Lydia scowled slightly, then turned to give herself one last look in the glass. She tilted her head, pressed back her shoulders, and gave a sharp tug at the back of her blouse to wrap it more snugly into her skirts.
Uncle Gardiner cleared his throat.
Lydia sighed loudly and departed with Mary.
“Lizzy, how was Papa today?” enquired Jane.
“Oh, I do wish you would not ride out to that horrid place alone!” Mrs Bennet lamented. “Goodness knows what might befall you in that horse camp.”

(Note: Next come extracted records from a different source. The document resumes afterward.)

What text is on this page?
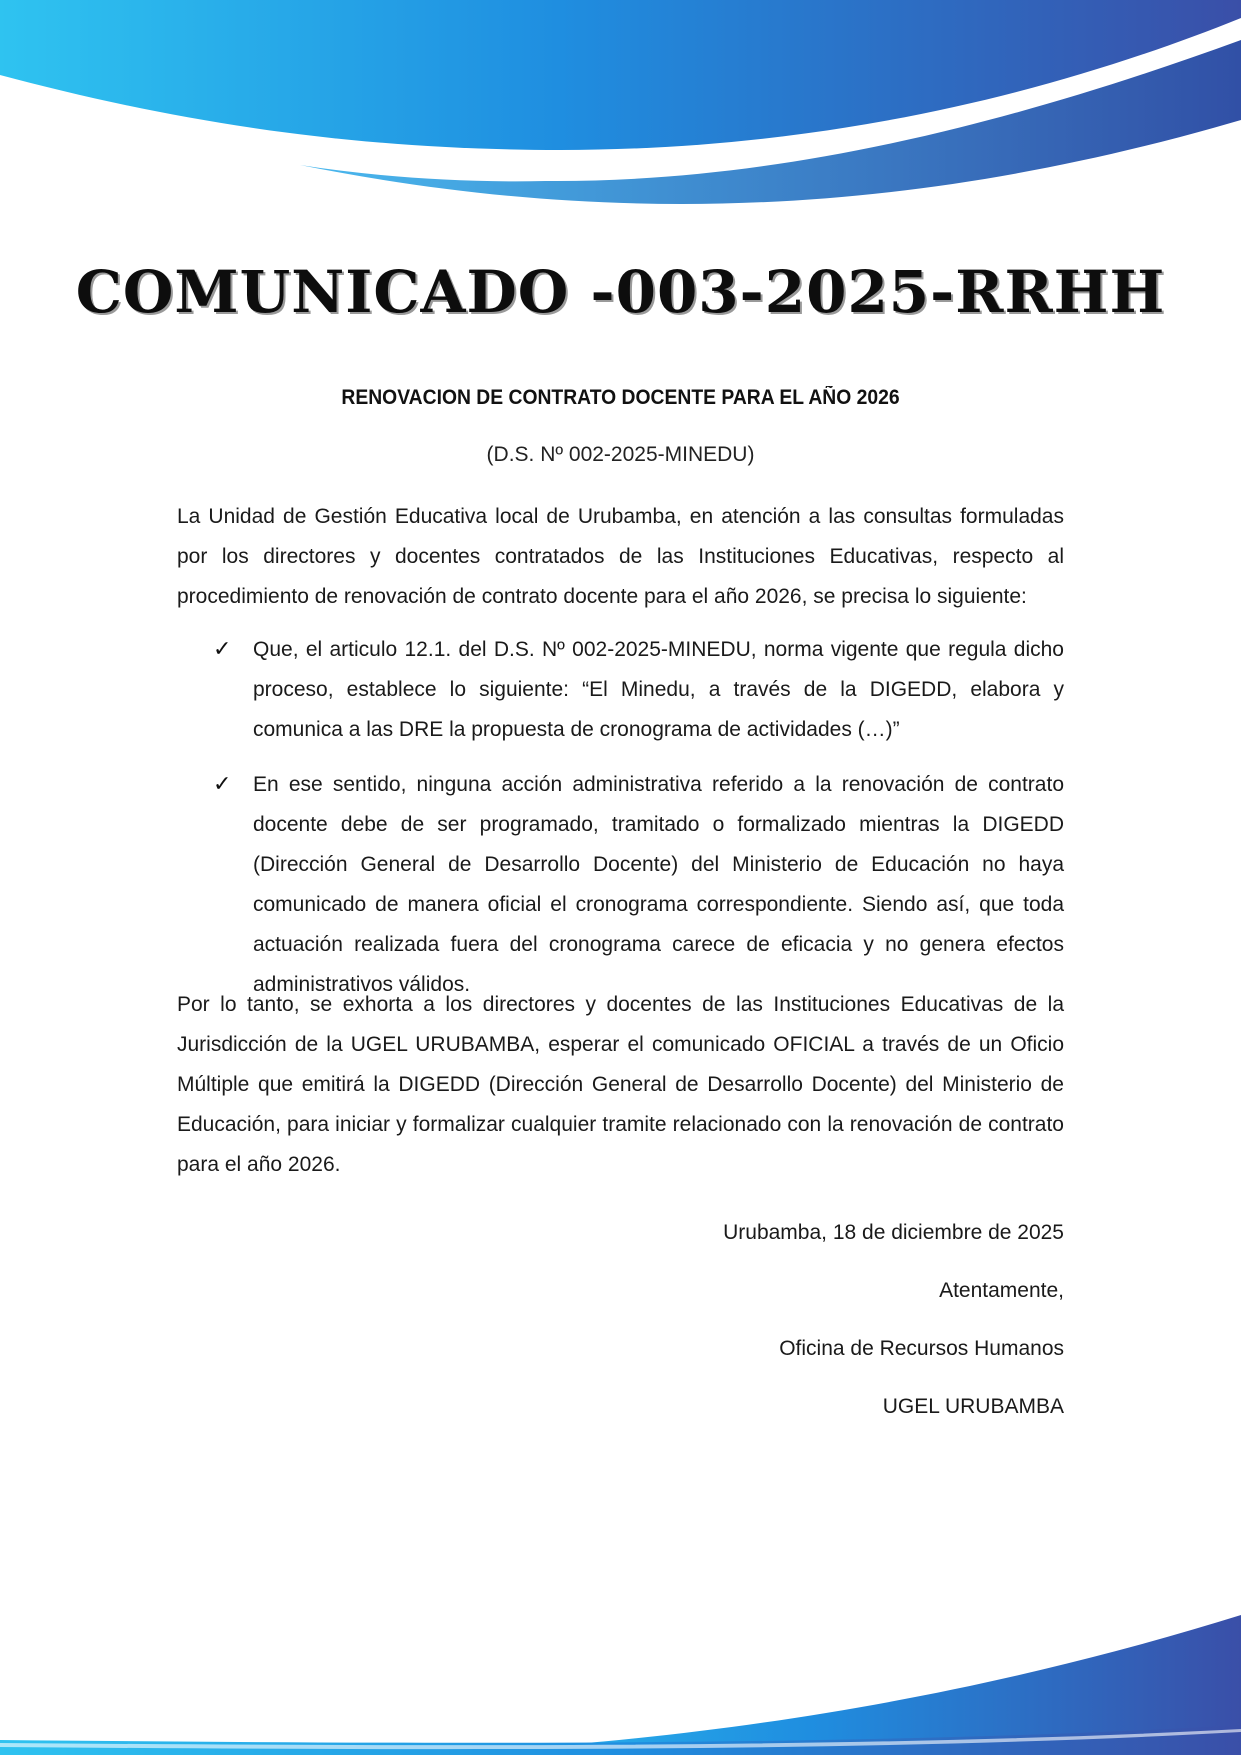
COMUNICADO -003-2025-RRHH
RENOVACION DE CONTRATO DOCENTE PARA EL AÑO 2026
(D.S. Nº 002-2025-MINEDU)
La Unidad de Gestión Educativa local de Urubamba, en atención a las consultas formuladas por los directores y docentes contratados de las Instituciones Educativas, respecto al procedimiento de renovación de contrato docente para el año 2026, se precisa lo siguiente:
✓ Que, el articulo 12.1. del D.S. Nº 002-2025-MINEDU, norma vigente que regula dicho proceso, establece lo siguiente: “El Minedu, a través de la DIGEDD, elabora y comunica a las DRE la propuesta de cronograma de actividades (…)”
✓ En ese sentido, ninguna acción administrativa referido a la renovación de contrato docente debe de ser programado, tramitado o formalizado mientras la DIGEDD (Dirección General de Desarrollo Docente) del Ministerio de Educación no haya comunicado de manera oficial el cronograma correspondiente. Siendo así, que toda actuación realizada fuera del cronograma carece de eficacia y no genera efectos administrativos válidos.
Por lo tanto, se exhorta a los directores y docentes de las Instituciones Educativas de la Jurisdicción de la UGEL URUBAMBA, esperar el comunicado OFICIAL a través de un Oficio Múltiple que emitirá la DIGEDD (Dirección General de Desarrollo Docente) del Ministerio de Educación, para iniciar y formalizar cualquier tramite relacionado con la renovación de contrato para el año 2026.
Urubamba, 18 de diciembre de 2025
Atentamente,
Oficina de Recursos Humanos
UGEL URUBAMBA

“I am always with Papa,” Elizabeth objected. “He is well today, by the way. You know he was kicked last week, but he is mending well enough.”
“Lizzy,” Uncle Gardiner sighed, “I fear your mother is right. There are simply too many strange men about town now. I do not think you should be riding alone—no, not even with one of your sisters. Perhaps Billy Collins can ride with you. I do not think any will trouble you so long as you have a man with you.”
Elizabeth groaned.Not her cousin!Billy could scarcely sit a horse without being strapped to the saddle, and nobody prattled such banalities! “What of John Lucas, Uncle? We would be safe with him, I am sure.”
“John Lucas works for Mr Drysdale now and will be wanted at the rail yard. I can spare Billy well enough.”
Elizabeth rolled her eyes toward Jane, finding a sympathetic gaze awaiting her. Uncle could spare their cousin so well because Billy was essentially worthless, and everyone knew it—save for Billy. That Uncle Gardiner kept their cousin employed was more a testament to his generosity than any merit on Billy’s part.
“Come, Lizzy,” soothed their uncle. “I know you will not argue with me. You heard what happened with Mary King—why, it makes my blood boil just to think of it! I cannot bear for such to befall you on your visits to your father.”
Elizabeth was still pouting, but only faintly. In a last half-hearted objection, she offered, “Mary King was walking alone after dark, Uncle Edward. I am mounted, during the day.”
Her uncle only lifted a brow, shaking his head. Dearly as she loved him, she could do little but concede.